Türkler için İslam dini milliyetçilik ögesi olabilir mi?…

Suriyeli yazarlardan Şeyh Mustafa as-Sibai'nin din ve milliyetçilik ilişkilerine değinen bazı görüşleri vardır ki Arap çevrelerince paylaşılır. Al-Manar adı gazetede yayımlanan bu görüşlere göre, İslam'a sonradan katılan Türkler için İslam Dini, milliyetçilik ögesi olamaz.   Sibai şöyle der: 'Nazi Almanyası için Hıristiyanlık, Alman milliyetçiliğine yabancı kalmıştır. Turan asıllı Türkler için de İslam, onların milliyetçilik gelişmeleri bakımından böylesine uyumsuz olmuştur. Fakat Arap milliyetçiliği bakımından İslam'ın yabancı görünen hiçbir yönü yoktur. Arap milliyetçiliği, Arapların İslam'a sarılmaları oranında oluşur'"

XX yüzyılın ikinci yarısında Arap milliyetçiliğinin en güçlü otoritesi sayılan Al-Bazzaz ise şöyle der: "Her ne kadar İslam dini, tüm milletlere yatkın ve evrensel bir din niteliğinde ise de, hiç kuşku edilmemelidir ki esas itibariyle Araplar için indirilmiştir; bu açıdan alındıkta Arap'ın kendi öz dinidir.
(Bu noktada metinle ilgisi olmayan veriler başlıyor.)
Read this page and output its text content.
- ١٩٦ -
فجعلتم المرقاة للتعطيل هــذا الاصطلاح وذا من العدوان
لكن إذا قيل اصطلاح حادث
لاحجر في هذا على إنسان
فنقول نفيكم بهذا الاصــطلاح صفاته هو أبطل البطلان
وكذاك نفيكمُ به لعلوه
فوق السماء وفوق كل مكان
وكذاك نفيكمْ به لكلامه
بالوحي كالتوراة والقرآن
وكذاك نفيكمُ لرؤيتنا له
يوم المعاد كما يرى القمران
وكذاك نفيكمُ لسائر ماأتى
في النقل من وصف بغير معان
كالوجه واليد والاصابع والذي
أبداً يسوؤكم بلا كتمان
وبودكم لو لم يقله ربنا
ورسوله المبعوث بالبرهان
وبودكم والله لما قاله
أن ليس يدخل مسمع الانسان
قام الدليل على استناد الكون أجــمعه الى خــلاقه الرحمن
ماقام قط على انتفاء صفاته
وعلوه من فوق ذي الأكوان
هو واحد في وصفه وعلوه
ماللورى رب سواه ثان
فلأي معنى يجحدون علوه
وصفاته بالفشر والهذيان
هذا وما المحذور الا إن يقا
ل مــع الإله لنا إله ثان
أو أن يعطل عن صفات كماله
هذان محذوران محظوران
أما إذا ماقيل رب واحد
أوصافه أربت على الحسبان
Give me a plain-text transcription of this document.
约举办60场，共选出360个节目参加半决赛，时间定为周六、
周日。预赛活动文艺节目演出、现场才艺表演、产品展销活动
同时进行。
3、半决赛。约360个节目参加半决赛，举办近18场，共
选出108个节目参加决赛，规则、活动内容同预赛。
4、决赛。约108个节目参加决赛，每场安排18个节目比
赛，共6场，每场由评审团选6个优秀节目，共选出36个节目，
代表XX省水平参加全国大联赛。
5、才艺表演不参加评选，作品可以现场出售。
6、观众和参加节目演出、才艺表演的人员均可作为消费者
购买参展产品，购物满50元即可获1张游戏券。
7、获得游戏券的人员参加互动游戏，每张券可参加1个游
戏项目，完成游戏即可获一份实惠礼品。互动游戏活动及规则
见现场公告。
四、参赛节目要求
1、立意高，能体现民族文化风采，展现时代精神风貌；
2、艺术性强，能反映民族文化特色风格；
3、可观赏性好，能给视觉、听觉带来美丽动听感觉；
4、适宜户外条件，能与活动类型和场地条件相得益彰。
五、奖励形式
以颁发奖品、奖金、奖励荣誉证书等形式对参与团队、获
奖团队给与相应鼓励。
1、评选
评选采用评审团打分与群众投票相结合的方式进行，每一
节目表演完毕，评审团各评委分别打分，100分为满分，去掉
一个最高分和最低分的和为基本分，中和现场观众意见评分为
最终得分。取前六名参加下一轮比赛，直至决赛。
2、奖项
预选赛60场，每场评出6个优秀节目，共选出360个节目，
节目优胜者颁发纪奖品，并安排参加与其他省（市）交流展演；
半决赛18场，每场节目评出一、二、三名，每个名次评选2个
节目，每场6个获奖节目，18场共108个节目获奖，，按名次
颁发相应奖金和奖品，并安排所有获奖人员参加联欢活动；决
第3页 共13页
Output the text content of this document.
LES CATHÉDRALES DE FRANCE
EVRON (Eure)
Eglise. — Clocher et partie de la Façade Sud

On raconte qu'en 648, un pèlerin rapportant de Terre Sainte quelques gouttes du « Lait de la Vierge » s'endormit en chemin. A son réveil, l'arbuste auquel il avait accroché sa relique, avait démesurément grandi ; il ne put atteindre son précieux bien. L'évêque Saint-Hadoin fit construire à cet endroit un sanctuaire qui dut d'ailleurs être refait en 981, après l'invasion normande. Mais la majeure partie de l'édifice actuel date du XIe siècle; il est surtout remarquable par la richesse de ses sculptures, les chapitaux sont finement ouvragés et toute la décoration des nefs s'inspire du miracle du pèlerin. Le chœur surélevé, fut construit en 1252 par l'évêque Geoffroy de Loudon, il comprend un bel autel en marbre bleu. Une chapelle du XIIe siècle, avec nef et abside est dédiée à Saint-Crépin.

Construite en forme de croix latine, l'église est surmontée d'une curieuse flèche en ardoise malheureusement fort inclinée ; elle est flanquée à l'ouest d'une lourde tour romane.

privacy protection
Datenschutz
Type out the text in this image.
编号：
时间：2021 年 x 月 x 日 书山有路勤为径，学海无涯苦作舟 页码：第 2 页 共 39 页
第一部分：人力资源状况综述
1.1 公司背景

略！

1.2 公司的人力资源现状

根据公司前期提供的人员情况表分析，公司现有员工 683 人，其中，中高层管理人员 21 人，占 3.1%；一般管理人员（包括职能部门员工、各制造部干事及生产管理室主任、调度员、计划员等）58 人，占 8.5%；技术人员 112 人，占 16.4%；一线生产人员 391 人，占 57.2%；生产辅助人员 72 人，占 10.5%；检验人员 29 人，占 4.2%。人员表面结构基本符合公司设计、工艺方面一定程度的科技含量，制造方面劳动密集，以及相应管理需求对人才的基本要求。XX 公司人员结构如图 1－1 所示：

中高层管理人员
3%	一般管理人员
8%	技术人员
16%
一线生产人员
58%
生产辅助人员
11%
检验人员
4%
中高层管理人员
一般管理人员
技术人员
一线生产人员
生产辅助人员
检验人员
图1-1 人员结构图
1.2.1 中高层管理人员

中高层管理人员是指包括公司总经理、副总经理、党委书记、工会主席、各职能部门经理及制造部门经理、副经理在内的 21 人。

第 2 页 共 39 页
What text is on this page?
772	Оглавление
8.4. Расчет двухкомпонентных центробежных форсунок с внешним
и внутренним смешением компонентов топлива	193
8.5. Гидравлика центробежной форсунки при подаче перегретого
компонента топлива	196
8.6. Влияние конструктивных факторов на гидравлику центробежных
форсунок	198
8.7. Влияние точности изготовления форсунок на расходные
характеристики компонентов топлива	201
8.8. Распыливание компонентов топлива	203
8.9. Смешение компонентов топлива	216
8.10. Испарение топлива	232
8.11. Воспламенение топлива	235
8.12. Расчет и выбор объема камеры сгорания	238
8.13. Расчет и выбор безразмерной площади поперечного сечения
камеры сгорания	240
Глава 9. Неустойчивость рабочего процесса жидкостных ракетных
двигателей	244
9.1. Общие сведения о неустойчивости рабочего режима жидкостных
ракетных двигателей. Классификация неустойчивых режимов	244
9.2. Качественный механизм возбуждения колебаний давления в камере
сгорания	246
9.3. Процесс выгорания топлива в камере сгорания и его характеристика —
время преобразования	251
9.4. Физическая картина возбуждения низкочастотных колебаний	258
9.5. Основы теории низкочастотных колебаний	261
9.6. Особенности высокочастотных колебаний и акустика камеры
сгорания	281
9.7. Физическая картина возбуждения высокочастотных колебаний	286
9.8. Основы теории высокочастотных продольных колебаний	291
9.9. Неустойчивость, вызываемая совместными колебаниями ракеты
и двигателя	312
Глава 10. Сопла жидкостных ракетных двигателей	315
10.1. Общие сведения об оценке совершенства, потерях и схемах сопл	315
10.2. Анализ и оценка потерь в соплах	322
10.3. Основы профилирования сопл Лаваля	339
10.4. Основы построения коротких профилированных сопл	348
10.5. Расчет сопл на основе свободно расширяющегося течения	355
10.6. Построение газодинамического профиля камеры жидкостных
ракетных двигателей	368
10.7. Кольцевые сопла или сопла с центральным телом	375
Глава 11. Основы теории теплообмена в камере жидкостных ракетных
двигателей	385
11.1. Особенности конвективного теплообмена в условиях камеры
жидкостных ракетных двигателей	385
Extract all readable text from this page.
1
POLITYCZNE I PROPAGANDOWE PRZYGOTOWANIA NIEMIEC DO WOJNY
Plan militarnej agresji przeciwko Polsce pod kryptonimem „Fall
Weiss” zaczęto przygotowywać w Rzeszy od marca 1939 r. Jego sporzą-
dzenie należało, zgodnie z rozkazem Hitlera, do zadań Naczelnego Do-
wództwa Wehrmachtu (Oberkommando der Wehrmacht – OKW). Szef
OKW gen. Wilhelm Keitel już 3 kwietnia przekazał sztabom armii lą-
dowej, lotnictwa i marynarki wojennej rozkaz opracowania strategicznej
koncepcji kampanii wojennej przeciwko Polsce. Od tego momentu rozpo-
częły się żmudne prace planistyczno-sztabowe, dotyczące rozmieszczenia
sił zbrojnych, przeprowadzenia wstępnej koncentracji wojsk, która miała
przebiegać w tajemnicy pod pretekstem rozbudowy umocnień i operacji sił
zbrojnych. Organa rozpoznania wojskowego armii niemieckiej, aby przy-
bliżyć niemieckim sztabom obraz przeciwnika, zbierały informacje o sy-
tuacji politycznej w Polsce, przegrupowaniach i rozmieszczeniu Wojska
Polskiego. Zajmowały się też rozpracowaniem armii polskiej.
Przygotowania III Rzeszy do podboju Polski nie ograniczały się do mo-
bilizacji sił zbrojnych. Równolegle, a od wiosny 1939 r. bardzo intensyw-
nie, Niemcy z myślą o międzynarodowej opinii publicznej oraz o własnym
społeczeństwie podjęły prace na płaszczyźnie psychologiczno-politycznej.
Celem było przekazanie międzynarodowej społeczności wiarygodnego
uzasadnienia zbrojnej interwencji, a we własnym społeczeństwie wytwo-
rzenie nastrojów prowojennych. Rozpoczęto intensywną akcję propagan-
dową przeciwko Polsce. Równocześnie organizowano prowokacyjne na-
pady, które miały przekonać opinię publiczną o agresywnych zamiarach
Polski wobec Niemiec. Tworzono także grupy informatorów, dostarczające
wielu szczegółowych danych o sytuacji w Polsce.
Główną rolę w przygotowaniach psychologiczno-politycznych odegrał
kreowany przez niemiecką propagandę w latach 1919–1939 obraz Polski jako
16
Peygamber Araplardan seçilmiştir, Kur'an onun diliyle indirilmiştir; İslamiyet Arapların İslam öncesi geleneklerini sürdürmüştür. (Kaynak: Al-Bazzaz, On Arab Nationalism, London 1965, sayfa 42)"

En büyük Türk, Atatürk ne diyor peki? Medeni Bilgiler kitabından okuyalım dediklerini:

"Din birliğinin de bir millet oluşumunda etkili olduğunu söyleyenler vardır. Fakat biz, bizim gözümüz önündeki Türk Milleti tablosunda bunun tersini göreceğiz. Türkler Arapların dinini kabul etmeden önce de büyük bir millet idi. .  Arapların dinini kabul ettikten sonra, bu din, ne Arapların, ne aynı dinde bulunan Acemlerin ve ne de Mısırlıların ve diğerlerinin Türklerle birleşip bir millet oluşturmalarına hiçbir katkıda bulunmadı. Tersine, Türk Milletinin milli bağlarını gevşetti, milli duygularını, milli heyecanını uyuşturdu. Bu pek doğaldı. Çünkü Hz. Muhammed'in kurduğu dinin amacı, bütün milliyetlerin üstünde, kapsayıcı bir Arap siyasetiyle sonuçlanıyordu. Bu Arap fikri, 'ümmet' kelimesi ile ifade olundu. (…)Türk Milleti, milli duyguyu, dinî duyguyla değil, fakat insani duyguyla yan yana düşünmekten zevk alır. Vicdanında, milli duygunun yanında, insani duygunun şerefli yerini her zaman saklayıp korumaktan dolayı övünçlüdür. Çünkü Türk Milleti bilir ki, bugün uygarlık anayolunda bağımsız ve fakat kendilerine koşut yürüdüğü tüm uygar milletlerle, karşılıklı insancıl ve uygar ilişki, elbette gelişmemizin sürmesi için gereklidir ve yine bilinir ki, Türk Milleti her uygar millet gibi, geçmişin bütün dönemlerinde keşifleriyle, buluşlarıyla uygarlık âlemine hizmet etmiş insanların, milletlerin değerini takdir ve anılarını saygıyla korur."

Yukarıya aldığım değerli ve doğru görüşlere karşın, "Türk milliyetçiliği İslam Dini'yle birlikte doğmuştur" iddiasında bulunanlar olmuştur. Bu iddia, milliyetçiliği 1789 Fransız İhtilali ya da 1776 ABD Bağımsızlık Bildirgesi ile başlatmak kadar saçma ve tutarsız bir iddiadır. Bu iddianın sahiplerine bakılırsa, Hazreti Muhammed bir Türk Milliyetçisidir de (öyle ya, o ki Türk Milliyetçiliği Hıra Dağında İslam'la birlikte doğdu, o zaman ilk Türk Milliyetçisi de o olmalıdır); Bilge Kağan milliyetçi değildir, Mete de değildir, Attila da.